First Franklin also argues it cannot be vicariously liable for any UCL practices in which it did not directly participate (Emery v. Visa Internat. Service Assn. (2002) 95 Cal.App.4th 952, 960 [116 Cal.Rptr.2d 25]), asserting the pleading does not contain allegations of any unfair, unlawful, or fraudulent conduct on First Franklin's part. As plaintiffs point out in response, this disregards the allegations that First Franklin acted pursuant to a business plan under which it obtained overvalued appraisals to make loans to otherwise unqualified borrowers in order to maximize the volume of loans available for sale to investors who would bear the resulting high risk of foreclosure (along with the borrowers).

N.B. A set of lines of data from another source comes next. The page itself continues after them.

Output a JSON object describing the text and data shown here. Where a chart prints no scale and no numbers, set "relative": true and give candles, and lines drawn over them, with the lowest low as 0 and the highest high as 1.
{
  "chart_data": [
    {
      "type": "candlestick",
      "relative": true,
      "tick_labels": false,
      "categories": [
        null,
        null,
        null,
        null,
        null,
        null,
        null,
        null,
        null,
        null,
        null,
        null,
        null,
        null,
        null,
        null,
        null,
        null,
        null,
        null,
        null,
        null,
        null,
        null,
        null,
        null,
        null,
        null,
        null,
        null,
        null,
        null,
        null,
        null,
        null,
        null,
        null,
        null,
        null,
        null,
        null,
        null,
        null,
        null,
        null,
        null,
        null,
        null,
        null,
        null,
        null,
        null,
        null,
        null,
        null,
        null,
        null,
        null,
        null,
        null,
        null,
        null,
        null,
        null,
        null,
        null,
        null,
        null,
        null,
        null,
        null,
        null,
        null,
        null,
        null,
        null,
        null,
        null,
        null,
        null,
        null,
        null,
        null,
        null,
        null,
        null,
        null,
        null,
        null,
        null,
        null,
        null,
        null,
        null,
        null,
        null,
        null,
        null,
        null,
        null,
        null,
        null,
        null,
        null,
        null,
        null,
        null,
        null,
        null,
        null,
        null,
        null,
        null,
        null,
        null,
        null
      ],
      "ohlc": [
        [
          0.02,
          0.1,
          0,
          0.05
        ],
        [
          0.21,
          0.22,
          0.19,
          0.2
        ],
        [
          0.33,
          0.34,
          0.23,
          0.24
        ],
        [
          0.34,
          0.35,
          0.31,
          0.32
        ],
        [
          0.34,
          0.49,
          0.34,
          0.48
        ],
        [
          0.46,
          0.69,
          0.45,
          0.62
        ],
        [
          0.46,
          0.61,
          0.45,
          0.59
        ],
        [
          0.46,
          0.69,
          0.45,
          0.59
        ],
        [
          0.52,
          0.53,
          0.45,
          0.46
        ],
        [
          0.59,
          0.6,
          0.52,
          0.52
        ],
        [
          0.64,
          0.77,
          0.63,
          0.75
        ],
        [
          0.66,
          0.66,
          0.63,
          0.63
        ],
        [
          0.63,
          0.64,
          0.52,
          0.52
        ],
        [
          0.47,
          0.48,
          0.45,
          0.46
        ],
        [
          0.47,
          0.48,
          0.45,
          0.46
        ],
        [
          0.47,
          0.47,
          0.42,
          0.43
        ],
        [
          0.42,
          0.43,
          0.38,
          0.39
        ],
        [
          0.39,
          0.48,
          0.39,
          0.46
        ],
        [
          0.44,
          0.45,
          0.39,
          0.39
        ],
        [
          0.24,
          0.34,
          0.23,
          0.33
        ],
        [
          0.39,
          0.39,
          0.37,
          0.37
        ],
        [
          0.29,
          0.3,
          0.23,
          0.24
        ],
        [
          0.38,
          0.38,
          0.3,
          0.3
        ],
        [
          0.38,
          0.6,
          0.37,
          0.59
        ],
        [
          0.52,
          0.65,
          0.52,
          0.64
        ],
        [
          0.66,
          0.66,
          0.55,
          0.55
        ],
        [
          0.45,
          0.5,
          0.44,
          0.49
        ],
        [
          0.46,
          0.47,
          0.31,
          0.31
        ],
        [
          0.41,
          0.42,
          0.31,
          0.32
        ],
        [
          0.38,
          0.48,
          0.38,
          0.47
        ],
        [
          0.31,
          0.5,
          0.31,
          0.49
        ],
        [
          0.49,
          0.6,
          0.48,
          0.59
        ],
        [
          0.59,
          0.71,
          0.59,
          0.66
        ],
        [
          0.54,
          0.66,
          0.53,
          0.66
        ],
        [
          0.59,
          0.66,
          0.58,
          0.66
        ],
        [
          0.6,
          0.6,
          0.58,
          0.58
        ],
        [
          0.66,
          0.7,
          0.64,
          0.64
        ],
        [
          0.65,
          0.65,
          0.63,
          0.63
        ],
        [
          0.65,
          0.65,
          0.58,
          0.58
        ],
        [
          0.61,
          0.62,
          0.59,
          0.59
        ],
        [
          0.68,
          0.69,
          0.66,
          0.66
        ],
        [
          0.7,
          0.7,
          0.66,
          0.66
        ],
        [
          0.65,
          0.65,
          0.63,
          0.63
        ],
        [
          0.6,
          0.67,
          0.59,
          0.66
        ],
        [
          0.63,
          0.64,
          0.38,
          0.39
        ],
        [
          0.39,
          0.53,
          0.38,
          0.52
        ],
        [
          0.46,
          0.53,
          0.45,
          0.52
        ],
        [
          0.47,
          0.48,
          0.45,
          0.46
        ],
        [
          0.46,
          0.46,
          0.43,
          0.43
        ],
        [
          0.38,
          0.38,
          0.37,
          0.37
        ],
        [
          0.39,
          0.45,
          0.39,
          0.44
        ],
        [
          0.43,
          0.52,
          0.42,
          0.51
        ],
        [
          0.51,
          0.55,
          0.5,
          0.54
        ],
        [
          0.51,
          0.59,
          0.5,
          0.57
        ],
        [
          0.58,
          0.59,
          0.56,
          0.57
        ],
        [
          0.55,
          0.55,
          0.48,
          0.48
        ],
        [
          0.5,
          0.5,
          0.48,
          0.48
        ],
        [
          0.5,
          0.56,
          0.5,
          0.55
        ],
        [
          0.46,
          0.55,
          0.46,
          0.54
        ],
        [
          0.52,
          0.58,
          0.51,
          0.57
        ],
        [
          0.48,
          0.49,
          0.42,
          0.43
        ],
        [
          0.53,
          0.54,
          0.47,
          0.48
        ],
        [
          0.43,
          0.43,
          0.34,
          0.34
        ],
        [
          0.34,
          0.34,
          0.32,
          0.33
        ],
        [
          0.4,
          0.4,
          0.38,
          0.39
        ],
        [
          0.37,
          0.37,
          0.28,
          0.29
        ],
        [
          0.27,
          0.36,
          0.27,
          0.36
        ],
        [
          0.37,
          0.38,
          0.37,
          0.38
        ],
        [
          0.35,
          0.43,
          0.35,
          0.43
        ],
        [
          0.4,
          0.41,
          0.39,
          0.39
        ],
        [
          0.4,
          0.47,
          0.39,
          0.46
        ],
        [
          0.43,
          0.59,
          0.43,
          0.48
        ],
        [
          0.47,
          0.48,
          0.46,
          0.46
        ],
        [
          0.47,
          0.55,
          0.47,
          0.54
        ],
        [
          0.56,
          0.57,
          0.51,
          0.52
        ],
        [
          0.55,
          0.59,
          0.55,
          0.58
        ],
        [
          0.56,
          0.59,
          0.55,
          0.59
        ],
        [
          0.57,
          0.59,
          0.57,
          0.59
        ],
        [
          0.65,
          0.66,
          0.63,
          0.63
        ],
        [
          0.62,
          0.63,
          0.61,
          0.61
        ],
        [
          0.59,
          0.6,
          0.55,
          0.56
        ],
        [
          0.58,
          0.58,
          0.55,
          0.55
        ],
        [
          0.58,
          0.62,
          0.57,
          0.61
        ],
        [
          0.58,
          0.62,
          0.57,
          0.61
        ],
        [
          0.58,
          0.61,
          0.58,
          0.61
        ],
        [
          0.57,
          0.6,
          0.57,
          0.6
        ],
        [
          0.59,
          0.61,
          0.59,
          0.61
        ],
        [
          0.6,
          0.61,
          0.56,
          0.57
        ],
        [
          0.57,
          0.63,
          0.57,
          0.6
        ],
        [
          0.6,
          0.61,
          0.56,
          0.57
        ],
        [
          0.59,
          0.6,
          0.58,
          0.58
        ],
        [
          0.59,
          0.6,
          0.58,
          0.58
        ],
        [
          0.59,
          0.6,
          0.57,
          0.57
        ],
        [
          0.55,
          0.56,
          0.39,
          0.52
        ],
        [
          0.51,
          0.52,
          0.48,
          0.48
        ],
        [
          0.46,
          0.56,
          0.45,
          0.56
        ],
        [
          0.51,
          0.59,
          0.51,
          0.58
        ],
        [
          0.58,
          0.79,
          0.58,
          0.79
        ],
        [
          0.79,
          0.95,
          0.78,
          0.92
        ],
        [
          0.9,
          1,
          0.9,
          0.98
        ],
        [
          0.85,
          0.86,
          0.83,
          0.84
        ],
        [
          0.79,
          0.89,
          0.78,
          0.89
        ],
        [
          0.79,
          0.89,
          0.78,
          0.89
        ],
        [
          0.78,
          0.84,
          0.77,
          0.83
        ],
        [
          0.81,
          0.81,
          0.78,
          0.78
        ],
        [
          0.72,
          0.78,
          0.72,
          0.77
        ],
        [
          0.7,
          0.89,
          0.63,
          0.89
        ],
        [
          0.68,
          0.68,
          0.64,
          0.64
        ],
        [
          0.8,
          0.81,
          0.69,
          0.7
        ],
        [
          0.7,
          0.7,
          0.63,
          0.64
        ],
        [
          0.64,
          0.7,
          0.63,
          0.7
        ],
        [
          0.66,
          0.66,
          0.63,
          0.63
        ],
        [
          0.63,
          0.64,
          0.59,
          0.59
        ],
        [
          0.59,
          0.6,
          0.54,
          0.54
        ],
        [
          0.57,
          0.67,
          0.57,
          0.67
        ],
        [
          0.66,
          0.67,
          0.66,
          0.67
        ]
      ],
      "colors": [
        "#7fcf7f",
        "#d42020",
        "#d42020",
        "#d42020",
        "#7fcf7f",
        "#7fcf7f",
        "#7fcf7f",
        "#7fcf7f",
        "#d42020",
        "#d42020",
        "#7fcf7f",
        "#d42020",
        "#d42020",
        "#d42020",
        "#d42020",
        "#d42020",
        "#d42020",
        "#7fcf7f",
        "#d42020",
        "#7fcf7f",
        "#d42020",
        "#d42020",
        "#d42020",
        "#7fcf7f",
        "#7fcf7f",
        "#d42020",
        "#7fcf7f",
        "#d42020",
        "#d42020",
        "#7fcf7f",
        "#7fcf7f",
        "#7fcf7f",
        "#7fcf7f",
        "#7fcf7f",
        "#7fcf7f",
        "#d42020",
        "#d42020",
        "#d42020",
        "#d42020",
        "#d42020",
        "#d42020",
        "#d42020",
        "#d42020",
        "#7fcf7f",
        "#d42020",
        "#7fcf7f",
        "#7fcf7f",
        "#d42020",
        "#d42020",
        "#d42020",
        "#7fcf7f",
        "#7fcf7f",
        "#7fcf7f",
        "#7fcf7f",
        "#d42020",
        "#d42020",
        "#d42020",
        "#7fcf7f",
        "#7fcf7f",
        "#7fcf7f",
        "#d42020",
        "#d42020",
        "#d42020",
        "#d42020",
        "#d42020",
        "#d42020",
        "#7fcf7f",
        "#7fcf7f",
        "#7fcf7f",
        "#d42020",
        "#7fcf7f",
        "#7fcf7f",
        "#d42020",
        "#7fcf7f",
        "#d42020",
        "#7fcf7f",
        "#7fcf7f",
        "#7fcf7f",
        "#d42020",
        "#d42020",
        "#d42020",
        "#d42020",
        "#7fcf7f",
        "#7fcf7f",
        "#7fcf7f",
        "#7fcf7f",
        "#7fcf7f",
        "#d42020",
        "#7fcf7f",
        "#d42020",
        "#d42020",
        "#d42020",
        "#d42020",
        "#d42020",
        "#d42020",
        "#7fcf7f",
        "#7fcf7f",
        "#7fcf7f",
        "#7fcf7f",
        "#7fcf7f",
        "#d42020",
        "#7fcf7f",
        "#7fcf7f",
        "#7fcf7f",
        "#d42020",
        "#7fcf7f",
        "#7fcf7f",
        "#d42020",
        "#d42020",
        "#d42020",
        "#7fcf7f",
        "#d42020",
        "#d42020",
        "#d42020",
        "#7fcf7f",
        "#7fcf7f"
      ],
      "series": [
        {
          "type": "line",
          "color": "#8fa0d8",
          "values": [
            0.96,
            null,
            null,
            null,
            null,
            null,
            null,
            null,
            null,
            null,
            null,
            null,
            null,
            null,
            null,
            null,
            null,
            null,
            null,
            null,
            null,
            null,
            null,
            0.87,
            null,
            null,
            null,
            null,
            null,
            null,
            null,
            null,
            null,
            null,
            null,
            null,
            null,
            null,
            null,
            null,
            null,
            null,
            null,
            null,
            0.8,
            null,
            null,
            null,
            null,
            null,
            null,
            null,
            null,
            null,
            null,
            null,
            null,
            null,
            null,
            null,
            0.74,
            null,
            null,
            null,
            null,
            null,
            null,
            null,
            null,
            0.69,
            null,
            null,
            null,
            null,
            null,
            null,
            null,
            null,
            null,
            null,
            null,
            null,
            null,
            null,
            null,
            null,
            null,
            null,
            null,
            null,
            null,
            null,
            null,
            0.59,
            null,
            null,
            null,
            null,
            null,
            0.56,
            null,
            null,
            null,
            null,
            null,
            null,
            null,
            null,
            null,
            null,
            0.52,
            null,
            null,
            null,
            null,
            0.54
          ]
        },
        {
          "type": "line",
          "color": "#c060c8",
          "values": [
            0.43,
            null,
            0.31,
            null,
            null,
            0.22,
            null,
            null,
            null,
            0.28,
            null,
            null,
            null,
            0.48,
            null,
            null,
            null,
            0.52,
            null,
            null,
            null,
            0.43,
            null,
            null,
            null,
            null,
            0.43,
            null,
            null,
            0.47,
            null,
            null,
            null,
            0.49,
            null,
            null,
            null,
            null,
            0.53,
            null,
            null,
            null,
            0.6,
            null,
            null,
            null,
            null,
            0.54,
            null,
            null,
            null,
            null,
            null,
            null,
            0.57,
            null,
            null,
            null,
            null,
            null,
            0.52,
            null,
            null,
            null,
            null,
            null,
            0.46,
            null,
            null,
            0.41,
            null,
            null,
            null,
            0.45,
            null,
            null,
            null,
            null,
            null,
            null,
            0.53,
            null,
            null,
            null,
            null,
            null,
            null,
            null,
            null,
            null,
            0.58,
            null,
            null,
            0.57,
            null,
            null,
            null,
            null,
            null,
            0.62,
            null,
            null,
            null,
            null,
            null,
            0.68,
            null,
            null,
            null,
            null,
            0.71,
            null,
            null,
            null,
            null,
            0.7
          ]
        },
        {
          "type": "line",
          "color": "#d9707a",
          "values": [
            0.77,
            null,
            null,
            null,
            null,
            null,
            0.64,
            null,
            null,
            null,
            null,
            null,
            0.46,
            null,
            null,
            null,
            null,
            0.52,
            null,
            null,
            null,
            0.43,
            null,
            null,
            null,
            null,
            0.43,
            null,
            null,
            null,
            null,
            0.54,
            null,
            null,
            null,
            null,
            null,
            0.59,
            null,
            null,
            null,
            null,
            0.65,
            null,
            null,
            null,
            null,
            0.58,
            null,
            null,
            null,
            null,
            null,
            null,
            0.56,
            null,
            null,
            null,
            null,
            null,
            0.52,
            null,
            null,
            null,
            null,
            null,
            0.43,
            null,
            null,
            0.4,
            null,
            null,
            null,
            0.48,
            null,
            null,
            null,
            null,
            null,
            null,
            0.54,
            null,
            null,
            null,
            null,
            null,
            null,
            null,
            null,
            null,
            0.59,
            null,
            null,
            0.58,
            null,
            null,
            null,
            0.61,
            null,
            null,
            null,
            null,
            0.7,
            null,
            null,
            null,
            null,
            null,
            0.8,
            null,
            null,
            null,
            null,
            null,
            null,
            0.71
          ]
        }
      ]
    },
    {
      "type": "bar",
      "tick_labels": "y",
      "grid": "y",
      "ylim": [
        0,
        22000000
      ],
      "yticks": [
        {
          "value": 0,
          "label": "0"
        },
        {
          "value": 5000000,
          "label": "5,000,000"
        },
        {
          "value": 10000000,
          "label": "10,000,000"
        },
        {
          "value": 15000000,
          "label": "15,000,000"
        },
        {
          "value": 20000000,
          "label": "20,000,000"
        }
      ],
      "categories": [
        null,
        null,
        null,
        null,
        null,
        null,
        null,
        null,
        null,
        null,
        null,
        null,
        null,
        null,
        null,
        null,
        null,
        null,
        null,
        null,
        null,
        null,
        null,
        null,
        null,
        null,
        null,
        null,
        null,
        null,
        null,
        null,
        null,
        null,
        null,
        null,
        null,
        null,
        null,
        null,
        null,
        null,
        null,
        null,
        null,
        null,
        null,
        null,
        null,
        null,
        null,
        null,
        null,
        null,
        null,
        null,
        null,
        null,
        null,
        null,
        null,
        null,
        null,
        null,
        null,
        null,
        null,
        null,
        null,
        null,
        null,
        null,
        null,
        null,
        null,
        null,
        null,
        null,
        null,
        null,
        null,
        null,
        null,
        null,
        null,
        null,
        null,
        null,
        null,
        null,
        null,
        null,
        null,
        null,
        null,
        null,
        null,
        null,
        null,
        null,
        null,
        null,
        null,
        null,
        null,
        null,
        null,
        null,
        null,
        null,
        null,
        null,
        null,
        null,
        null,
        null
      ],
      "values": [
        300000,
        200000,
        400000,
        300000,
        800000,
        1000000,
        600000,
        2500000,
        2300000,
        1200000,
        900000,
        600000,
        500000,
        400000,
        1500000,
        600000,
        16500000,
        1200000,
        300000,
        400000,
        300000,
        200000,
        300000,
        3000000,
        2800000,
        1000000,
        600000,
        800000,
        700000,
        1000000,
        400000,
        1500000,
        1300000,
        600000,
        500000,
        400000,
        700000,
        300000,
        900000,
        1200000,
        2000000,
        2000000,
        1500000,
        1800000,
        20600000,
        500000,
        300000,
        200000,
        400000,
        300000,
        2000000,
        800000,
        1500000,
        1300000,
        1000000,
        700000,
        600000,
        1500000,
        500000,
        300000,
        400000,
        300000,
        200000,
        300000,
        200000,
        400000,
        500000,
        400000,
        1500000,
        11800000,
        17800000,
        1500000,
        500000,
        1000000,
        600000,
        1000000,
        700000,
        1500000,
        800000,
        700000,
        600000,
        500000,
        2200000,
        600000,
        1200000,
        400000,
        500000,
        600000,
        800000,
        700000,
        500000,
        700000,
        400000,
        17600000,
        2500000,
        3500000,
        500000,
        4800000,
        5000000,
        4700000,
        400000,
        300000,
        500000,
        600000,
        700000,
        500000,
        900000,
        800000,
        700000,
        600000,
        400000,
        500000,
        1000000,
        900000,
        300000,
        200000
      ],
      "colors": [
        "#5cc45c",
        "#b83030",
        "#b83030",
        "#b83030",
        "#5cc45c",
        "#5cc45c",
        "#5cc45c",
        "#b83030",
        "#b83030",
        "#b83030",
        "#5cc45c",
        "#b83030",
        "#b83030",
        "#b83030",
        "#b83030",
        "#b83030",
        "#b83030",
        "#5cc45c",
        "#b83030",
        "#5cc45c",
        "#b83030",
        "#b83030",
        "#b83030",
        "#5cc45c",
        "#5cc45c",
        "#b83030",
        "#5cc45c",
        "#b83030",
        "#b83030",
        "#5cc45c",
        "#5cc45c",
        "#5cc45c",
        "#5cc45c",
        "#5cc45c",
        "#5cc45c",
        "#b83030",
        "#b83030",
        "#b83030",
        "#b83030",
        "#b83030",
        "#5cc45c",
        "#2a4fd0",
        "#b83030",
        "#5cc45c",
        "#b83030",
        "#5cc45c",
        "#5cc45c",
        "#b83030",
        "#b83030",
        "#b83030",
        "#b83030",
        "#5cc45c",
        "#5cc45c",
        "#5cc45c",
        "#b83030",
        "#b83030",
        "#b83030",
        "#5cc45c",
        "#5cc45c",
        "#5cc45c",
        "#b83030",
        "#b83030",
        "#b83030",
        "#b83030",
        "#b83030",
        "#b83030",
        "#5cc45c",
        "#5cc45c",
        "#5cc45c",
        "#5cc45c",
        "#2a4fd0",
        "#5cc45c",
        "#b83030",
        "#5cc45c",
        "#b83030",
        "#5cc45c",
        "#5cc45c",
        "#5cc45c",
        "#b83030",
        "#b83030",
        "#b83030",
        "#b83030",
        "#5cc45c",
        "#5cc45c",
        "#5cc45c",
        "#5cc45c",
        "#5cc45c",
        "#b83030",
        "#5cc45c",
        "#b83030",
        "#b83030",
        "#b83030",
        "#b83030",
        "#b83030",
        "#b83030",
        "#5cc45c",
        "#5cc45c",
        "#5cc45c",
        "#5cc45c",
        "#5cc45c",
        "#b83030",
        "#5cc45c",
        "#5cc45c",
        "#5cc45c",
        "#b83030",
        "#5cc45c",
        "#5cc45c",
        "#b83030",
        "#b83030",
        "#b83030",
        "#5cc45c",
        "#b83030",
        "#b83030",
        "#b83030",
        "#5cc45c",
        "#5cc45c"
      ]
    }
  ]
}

It also disregards the allegation that First Franklin agreed to remit an undisclosed kickback to SFM for securing the loan out of proceeds First Franklin received from plaintiffs. These also, contrary to First Franklin's conclusory invocation of the principle of specific pleading of UCL violations (Khoury v. Maly's of California, Inc. (1993) 14 Cal.App.4th 612, 619 [17 Cal.Rptr.2d 708]), are sufficiently detailed allegations. We thus reject this ground for sustaining the demurrer as well.
The judgments of dismissal are reversed with directions to enter orders overruling the demurrers of First Franklin and SFM. Plaintiffs shall recover their costs on appeal. (Cal. Rules of Court, rule 8.278(a)(1), (2).)
Robie, Acting P. J., and Duarte, J., concurred.